海外パッケージツアー「ルックJTB」の予約状況によれば、海外旅行の出発日ピークは長距離が12月29日、30日。ハワイやアジアなど近距離は12月23日の出発も多く、年内帰国も多数みられるという。

方面別では、ハワイのほか韓国、台湾などの近距離のアジア、シンガポールが好調。さらに欧州も昨年に比較すると復調傾向にあり、新規路線が就航したスペインや冬ならではの旅行が堪能できる北欧が人気だ。

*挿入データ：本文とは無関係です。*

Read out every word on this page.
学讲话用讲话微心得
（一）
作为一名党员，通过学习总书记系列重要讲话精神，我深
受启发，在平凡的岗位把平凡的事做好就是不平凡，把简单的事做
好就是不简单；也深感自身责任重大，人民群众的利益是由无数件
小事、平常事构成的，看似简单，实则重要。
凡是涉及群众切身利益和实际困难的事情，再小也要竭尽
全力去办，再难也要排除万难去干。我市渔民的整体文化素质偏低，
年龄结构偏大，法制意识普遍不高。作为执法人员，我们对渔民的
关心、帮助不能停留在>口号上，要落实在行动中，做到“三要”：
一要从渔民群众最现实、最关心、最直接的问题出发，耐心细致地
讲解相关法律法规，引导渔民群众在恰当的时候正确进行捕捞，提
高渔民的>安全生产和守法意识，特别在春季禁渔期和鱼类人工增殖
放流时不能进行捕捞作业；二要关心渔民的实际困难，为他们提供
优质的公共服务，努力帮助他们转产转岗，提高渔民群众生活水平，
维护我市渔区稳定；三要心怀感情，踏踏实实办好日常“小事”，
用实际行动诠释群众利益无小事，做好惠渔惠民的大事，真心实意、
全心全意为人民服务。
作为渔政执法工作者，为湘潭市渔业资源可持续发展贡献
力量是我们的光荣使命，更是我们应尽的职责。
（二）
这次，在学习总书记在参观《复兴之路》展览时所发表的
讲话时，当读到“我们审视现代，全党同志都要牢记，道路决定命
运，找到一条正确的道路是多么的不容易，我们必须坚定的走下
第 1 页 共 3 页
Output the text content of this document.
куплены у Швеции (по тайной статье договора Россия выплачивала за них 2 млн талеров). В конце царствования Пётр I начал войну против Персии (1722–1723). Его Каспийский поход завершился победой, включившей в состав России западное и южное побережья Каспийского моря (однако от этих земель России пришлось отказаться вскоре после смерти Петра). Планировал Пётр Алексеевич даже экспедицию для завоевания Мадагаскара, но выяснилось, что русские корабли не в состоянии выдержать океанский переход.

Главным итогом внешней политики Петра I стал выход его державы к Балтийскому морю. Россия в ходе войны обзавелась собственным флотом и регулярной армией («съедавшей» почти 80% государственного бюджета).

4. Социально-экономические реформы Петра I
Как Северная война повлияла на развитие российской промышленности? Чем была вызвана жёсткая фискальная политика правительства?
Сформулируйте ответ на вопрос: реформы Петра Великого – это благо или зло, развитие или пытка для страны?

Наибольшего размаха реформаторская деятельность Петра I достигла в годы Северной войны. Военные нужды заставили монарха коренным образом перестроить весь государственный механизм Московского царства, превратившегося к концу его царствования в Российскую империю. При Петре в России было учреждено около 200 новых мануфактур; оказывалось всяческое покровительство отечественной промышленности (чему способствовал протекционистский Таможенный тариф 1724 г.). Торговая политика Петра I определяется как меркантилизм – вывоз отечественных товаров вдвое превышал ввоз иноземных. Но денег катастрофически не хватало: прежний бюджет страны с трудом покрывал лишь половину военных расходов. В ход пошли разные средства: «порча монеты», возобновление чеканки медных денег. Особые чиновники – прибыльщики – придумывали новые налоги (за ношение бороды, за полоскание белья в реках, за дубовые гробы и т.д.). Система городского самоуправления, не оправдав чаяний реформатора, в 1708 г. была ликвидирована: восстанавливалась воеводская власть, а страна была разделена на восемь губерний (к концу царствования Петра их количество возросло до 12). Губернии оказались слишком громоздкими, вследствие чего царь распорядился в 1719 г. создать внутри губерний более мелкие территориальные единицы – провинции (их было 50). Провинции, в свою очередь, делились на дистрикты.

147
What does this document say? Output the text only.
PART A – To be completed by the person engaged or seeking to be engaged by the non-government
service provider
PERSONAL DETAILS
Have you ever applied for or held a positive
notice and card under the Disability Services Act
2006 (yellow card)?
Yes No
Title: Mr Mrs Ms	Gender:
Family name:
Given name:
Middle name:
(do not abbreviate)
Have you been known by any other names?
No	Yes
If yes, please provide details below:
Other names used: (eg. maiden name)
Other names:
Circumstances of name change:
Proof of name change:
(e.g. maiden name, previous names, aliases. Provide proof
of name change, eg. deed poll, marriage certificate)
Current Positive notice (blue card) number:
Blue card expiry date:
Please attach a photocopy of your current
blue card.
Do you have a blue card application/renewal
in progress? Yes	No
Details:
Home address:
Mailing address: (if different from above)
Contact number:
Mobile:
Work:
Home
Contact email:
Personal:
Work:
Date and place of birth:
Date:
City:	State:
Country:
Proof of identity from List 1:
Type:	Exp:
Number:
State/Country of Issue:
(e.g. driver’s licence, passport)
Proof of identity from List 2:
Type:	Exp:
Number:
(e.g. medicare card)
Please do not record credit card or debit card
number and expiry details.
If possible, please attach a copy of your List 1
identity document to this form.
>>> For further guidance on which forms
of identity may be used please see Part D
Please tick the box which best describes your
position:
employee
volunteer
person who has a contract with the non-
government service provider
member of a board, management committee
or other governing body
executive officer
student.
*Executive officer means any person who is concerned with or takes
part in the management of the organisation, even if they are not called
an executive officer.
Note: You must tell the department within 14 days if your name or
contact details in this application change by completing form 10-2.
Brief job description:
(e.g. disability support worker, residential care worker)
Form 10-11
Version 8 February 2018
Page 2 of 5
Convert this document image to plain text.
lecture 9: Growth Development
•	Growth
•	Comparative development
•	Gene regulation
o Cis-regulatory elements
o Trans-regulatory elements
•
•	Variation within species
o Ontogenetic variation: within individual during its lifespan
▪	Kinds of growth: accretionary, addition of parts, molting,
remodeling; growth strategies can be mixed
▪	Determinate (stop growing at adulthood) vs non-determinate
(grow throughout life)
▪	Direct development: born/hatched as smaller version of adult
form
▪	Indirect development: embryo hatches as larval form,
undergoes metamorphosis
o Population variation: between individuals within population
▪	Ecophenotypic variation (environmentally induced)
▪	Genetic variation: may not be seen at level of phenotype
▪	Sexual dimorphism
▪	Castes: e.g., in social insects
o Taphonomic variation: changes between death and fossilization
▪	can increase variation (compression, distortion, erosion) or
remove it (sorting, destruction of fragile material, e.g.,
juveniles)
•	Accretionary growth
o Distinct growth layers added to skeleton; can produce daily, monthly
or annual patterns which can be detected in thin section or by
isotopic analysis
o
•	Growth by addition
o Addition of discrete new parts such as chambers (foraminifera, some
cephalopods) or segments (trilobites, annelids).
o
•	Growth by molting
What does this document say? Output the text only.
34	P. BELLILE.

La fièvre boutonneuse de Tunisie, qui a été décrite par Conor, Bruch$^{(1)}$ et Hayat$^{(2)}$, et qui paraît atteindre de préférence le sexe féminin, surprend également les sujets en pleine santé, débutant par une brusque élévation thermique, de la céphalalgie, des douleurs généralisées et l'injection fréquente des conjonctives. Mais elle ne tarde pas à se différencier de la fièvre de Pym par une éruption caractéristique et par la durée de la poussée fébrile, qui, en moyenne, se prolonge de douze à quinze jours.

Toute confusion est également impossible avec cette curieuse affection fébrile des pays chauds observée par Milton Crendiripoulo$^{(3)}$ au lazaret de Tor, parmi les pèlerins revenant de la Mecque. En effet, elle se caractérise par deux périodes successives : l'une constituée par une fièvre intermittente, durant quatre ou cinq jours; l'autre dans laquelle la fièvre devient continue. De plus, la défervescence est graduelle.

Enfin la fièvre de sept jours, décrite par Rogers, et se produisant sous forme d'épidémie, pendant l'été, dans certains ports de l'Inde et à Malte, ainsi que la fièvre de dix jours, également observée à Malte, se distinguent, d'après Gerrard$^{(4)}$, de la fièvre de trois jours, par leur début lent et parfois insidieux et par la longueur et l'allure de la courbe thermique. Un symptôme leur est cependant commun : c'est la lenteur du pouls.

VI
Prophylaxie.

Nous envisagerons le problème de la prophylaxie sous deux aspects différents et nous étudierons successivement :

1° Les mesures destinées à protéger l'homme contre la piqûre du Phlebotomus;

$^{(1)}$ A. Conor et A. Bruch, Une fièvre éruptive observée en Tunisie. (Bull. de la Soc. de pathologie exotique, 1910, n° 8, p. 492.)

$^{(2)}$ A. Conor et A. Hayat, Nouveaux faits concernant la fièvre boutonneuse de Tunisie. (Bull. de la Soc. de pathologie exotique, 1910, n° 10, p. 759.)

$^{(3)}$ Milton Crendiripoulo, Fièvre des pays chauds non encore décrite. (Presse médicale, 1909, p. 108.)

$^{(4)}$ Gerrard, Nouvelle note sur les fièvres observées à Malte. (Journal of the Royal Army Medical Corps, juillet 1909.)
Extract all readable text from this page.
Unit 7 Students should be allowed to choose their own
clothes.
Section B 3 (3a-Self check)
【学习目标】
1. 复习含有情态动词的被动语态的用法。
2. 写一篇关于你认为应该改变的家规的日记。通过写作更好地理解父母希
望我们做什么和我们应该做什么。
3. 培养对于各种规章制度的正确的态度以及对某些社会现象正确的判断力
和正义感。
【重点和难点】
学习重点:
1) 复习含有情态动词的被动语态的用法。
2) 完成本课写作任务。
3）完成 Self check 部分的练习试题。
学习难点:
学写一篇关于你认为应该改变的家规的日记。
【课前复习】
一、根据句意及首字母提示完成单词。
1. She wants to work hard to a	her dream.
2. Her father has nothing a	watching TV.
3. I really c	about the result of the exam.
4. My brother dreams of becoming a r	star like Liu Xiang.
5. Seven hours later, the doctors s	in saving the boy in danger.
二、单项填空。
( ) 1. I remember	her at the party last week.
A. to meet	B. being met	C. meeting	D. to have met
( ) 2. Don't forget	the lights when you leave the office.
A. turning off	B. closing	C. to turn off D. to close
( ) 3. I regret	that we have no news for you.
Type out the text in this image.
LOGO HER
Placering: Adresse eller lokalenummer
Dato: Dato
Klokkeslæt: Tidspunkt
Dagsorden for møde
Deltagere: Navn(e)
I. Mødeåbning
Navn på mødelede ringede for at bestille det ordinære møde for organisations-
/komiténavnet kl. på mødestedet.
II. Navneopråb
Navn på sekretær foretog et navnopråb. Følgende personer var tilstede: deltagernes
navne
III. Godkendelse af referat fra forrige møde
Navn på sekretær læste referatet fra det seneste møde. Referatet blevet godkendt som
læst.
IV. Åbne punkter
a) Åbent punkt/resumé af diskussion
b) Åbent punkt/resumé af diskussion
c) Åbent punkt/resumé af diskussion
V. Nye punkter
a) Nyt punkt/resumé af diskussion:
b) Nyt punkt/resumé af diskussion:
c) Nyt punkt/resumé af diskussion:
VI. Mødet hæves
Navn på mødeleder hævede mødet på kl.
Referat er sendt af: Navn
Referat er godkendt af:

方面別の海外旅行人数(推計)では、アジア全体が41.2万人(前年比3.5%増)、北米合計が5.3万人(1.9%増)、ハワイが6.1万人(3.4%増)、グアム・サイパンが3.2万人(±0.0%)、ヨーロッパ合計が5.3万人(3.9%増)、大洋州合計が2.4万人(4.3%増)、その他(中近東・アフリカ・中南米など)が1.1万人(10.0%増)となっている。

アジアの国別推計値は以下のとおり。

JTB:報道資料より

国内旅行の動向

アンケートによれば、国内旅行の交通手段は、「乗用車」が66.9%で最多となったものの、ガソリン代上昇を受け2.1ポイント減少。JR新幹線が1.5ポイント増の14.2%、「高速・長距離バス」が3.7ポイント増の8.1%。従来の航空会社が0.8ポイント減の8.1%に対し、LCCが0.8ポイント増の1.4%と増加。利用宿泊施設では、ホテルが0.4ポイント減の24.3%、旅館が1.6ポイント減の14.2%とマイナス遷移となった一方で、民宿・ペンション・公共施設などは1.7ポイント増で6.1%に。そのほか「実家」は2.3ポイント減の45.3%となっている。

国内旅行の宿泊施設利用状況は以下のとおり。

JTB:報道資料より

なお、JTB国内パッケージ「エースJTB首都圏」の予約状況によれば、国内出発日のピークは12月31日が21.6%で最多。行き先では、クリスマスを含む連休となる12月23日、24日からの3連休も東京ディズニーリゾートや伊豆、箱根などの近場が人気に。また、開業後はじめての年末年始を迎える北海道新幹線を利用する函館や道南エリアが好調という。

アンケートは、全国200地点で15歳から79歳までの男女1200名を対象におこなわれたもの。調査期間は2016年11月2日~11月14日。2016年12月23日から2017年1月3日までの1泊以上の旅行について調査した。